Defining Opportunity is a Key to Success

December 5, 2009

This week’s learning from the November 4th salesforce.com visit is to have a very clear definition of a qualified opportunity.

Have a very clear definition of a qualified opportunity.
This becomes especially important when you separate the role of lead qualification and sales, which salesforce.com and several of our portfolio companies do. Having this definition agreed on by all stake holders – managers, lead qualifiers, and sales rep – will improve the quality of your pipeline, the accuracy of your forecast, and increase your sales reps productivity. This can also allow you to better quantify and track inbound marketing efforts and contribution to your pipeline.

The definition of an opportunity will vary from company to company. Here are some good ideas for what to use as a good starting point:

1. Time frame for decision is within XX days
2. Decision maker is identified
3. Prospect is comfortable with pricing
4. Prospect is interested in next step
5. Prospect has taken a free trial
6. Prospect has attended webinar

The right definition for your company is probably a combination of some of these.

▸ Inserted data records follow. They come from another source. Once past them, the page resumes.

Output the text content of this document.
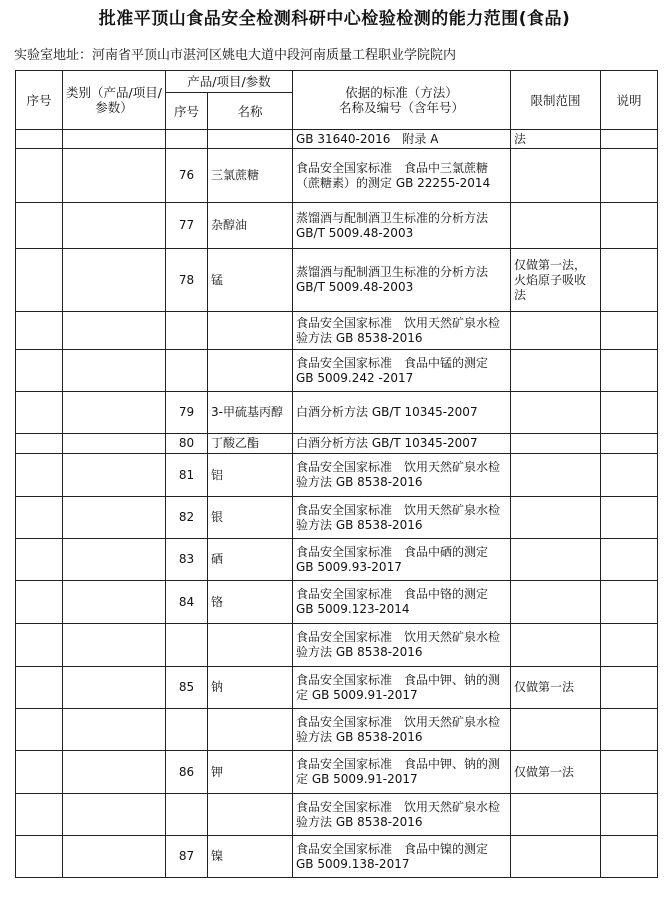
批准平顶山食品安全检测科研中心检验检测的能力范围(食品)
实验室地址：河南省平顶山市湛河区姚电大道中段河南质量工程职业学院院内
序号	类别（产品/项目/参数）	产品/项目/参数		依据的标准（方法）
名称及编号（含年号）	限制范围	说明
		序号	名称			
				GB 31640-2016　附录 A	法	
		76	三氯蔗糖	食品安全国家标准　食品中三氯蔗糖（蔗糖素）的测定 GB 22255-2014		
		77	杂醇油	蒸馏酒与配制酒卫生标准的分析方法 GB/T 5009.48-2003		
		78	锰	蒸馏酒与配制酒卫生标准的分析方法 GB/T 5009.48-2003	仅做第一法，火焰原子吸收法	
				食品安全国家标准　饮用天然矿泉水检验方法 GB 8538-2016		
				食品安全国家标准　食品中锰的测定 GB 5009.242 -2017		
		79	3-甲硫基丙醇	白酒分析方法 GB/T 10345-2007		
		80	丁酸乙酯	白酒分析方法 GB/T 10345-2007		
		81	铝	食品安全国家标准　饮用天然矿泉水检验方法 GB 8538-2016		
		82	银	食品安全国家标准　饮用天然矿泉水检验方法 GB 8538-2016		
		83	硒	食品安全国家标准　食品中硒的测定 GB 5009.93-2017		
		84	铬	食品安全国家标准　食品中铬的测定 GB 5009.123-2014		
				食品安全国家标准　饮用天然矿泉水检验方法 GB 8538-2016		
		85	钠	食品安全国家标准　食品中钾、钠的测定 GB 5009.91-2017	仅做第一法	
				食品安全国家标准　饮用天然矿泉水检验方法 GB 8538-2016		
		86	钾	食品安全国家标准　食品中钾、钠的测定 GB 5009.91-2017	仅做第一法	
				食品安全国家标准　饮用天然矿泉水检验方法 GB 8538-2016		
		87	镍	食品安全国家标准　食品中镍的测定 GB 5009.138-2017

Another thing this allows the folks over at salesforce.com to do is add a quality control step in the qualification process that allows sales reps to send an opportunity back to the qualifiers when the criteria are not met. In addition to keeping the sales reps productive, this will keep the lead qualifiers honest to make sure they do not stray away from the agreed upon definition and clog the pipeline with premature opportunities.

You can further implement and integrate this definition into your process by adding the criteria as fields in your CRM/SFA system, and creating a validation rule that will not let an opportunity be created without having those fields filled out.